Dear friends, let’s love each other, because love is from God, and everyone who loves is born from God and knows God.1 John 4:7
Monday evening, five weeks into Rebekah’s challengingly slow healing process, we drove out to our friends’ home in Lake Royale for a long, relaxed dinner on their back patio overlooking the lake.
There are places that are good for my soul. There are people who are good for my soul. Sometimes we are fortunate enough to enjoy both at the same time.
Slowly but surely we are expanding the repertoire of places we can go. First it was the orthopedic specialist’s office; then it was church; now we have actually been out for dinner.
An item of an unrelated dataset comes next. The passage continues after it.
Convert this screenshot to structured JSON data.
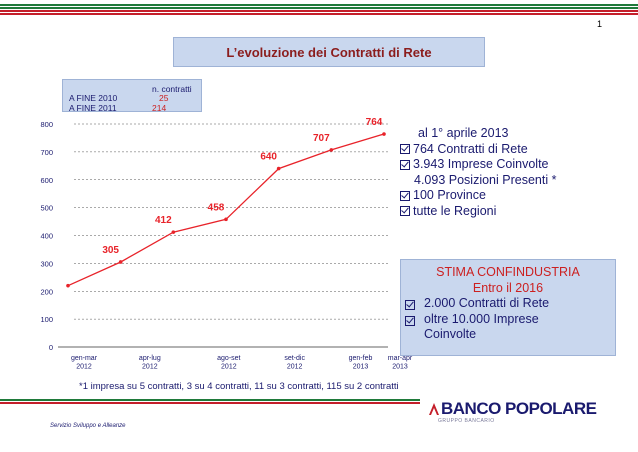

There are several types of healing. We returned to the orthopedic specialist today, and the X-Rays say that all five broken bones are making good progress. Hopefully in another month we can dispense with some of the restrictions. So physical healing is happening. Then, and I believe this is the most important, the evening with Keith and Resi was a huge balm of spiritual healing.
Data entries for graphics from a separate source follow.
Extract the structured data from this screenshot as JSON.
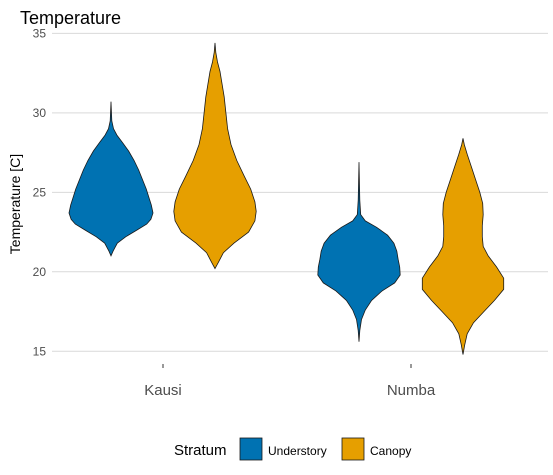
{
  "chart_data": {
    "type": "violin",
    "title": "Temperature",
    "xlabel": "",
    "ylabel": "Temperature [C]",
    "ylim": [
      14.2,
      35.4
    ],
    "yticks": [
      15,
      20,
      25,
      30,
      35
    ],
    "categories": [
      "Kausi",
      "Numba"
    ],
    "legend_title": "Stratum",
    "legend_position": "bottom",
    "grid": "horizontal major",
    "series": [
      {
        "name": "Understory",
        "color": "#0072B2",
        "violins": [
          {
            "category": "Kausi",
            "min": 21.0,
            "max": 30.7,
            "profile": [
              [
                21.0,
                0.0
              ],
              [
                21.3,
                0.05
              ],
              [
                21.8,
                0.15
              ],
              [
                22.2,
                0.35
              ],
              [
                22.6,
                0.6
              ],
              [
                23.0,
                0.85
              ],
              [
                23.3,
                0.95
              ],
              [
                23.7,
                1.0
              ],
              [
                24.2,
                0.96
              ],
              [
                24.7,
                0.9
              ],
              [
                25.2,
                0.84
              ],
              [
                25.8,
                0.75
              ],
              [
                26.4,
                0.66
              ],
              [
                27.0,
                0.55
              ],
              [
                27.6,
                0.42
              ],
              [
                28.1,
                0.28
              ],
              [
                28.6,
                0.14
              ],
              [
                29.0,
                0.06
              ],
              [
                29.5,
                0.02
              ],
              [
                30.7,
                0.0
              ]
            ]
          },
          {
            "category": "Numba",
            "min": 15.6,
            "max": 26.9,
            "profile": [
              [
                15.6,
                0.0
              ],
              [
                16.3,
                0.02
              ],
              [
                17.0,
                0.06
              ],
              [
                17.6,
                0.15
              ],
              [
                18.2,
                0.3
              ],
              [
                18.8,
                0.55
              ],
              [
                19.3,
                0.85
              ],
              [
                19.8,
                0.98
              ],
              [
                20.3,
                0.97
              ],
              [
                20.8,
                0.93
              ],
              [
                21.3,
                0.9
              ],
              [
                21.8,
                0.83
              ],
              [
                22.3,
                0.68
              ],
              [
                22.8,
                0.42
              ],
              [
                23.2,
                0.15
              ],
              [
                23.6,
                0.04
              ],
              [
                24.5,
                0.02
              ],
              [
                26.9,
                0.0
              ]
            ]
          }
        ]
      },
      {
        "name": "Canopy",
        "color": "#E69F00",
        "violins": [
          {
            "category": "Kausi",
            "min": 20.2,
            "max": 34.4,
            "profile": [
              [
                20.2,
                0.0
              ],
              [
                20.6,
                0.08
              ],
              [
                21.2,
                0.2
              ],
              [
                21.8,
                0.45
              ],
              [
                22.5,
                0.8
              ],
              [
                23.2,
                0.95
              ],
              [
                23.8,
                0.98
              ],
              [
                24.4,
                0.95
              ],
              [
                25.2,
                0.85
              ],
              [
                26.0,
                0.7
              ],
              [
                27.0,
                0.52
              ],
              [
                28.0,
                0.38
              ],
              [
                29.0,
                0.3
              ],
              [
                30.0,
                0.26
              ],
              [
                31.0,
                0.22
              ],
              [
                31.8,
                0.17
              ],
              [
                32.6,
                0.12
              ],
              [
                33.2,
                0.06
              ],
              [
                33.8,
                0.02
              ],
              [
                34.4,
                0.0
              ]
            ]
          },
          {
            "category": "Numba",
            "min": 14.8,
            "max": 28.4,
            "profile": [
              [
                14.8,
                0.0
              ],
              [
                15.4,
                0.04
              ],
              [
                16.1,
                0.1
              ],
              [
                16.8,
                0.25
              ],
              [
                17.5,
                0.5
              ],
              [
                18.2,
                0.75
              ],
              [
                18.9,
                0.97
              ],
              [
                19.6,
                0.97
              ],
              [
                20.3,
                0.8
              ],
              [
                21.0,
                0.6
              ],
              [
                21.6,
                0.48
              ],
              [
                22.2,
                0.46
              ],
              [
                22.9,
                0.46
              ],
              [
                23.6,
                0.48
              ],
              [
                24.3,
                0.47
              ],
              [
                25.0,
                0.4
              ],
              [
                25.8,
                0.3
              ],
              [
                26.6,
                0.2
              ],
              [
                27.4,
                0.1
              ],
              [
                28.0,
                0.03
              ],
              [
                28.4,
                0.0
              ]
            ]
          }
        ]
      }
    ]
  }
}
Not just the kindness, or sharing their beautiful home, but the generosity of spirit and the open hearts. For me, a long conversational dinner with people we love is hands down the best way to spend an evening. The healing that comes with the experience of authentic community is the most regenerative remedy I know.
Not just broken feet and ankles…
My mother asked me yesterday what did I think we could all be doing to help put this tragically toxic world to rights?
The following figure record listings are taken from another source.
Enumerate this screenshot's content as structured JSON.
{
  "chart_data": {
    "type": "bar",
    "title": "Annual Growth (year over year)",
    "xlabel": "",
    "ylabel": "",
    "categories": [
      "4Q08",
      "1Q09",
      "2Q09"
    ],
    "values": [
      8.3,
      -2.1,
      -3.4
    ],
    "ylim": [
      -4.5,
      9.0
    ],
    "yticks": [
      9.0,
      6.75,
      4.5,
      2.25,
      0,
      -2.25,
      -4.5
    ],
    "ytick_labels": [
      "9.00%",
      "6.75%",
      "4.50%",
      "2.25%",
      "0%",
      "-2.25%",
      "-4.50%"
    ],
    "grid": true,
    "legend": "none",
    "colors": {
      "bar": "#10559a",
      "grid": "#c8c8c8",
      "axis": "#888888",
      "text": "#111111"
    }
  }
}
I have been thinking about that, because it is easy to separate our day-to-day lives from all the war and hate and disease and pain and brokenness. But there really isn’t that much distance, because this world is full with people just like us, real human beings who eat breakfast and brush their teeth and move out into their day – every day – from there.
So what we can do is, simply, to love one another better. To love our spouse and our children, our friends and co-workers, the merchants, the other drivers on the road, the members of our church and our clubs, the police and teachers and nurses and politicians and more, the people we disagree with and our enemies too.
Love elegantly and eloquently and enthusiastically, love generously and hopefully. Love like Jesus wants us to love. The kind of love that catches fire.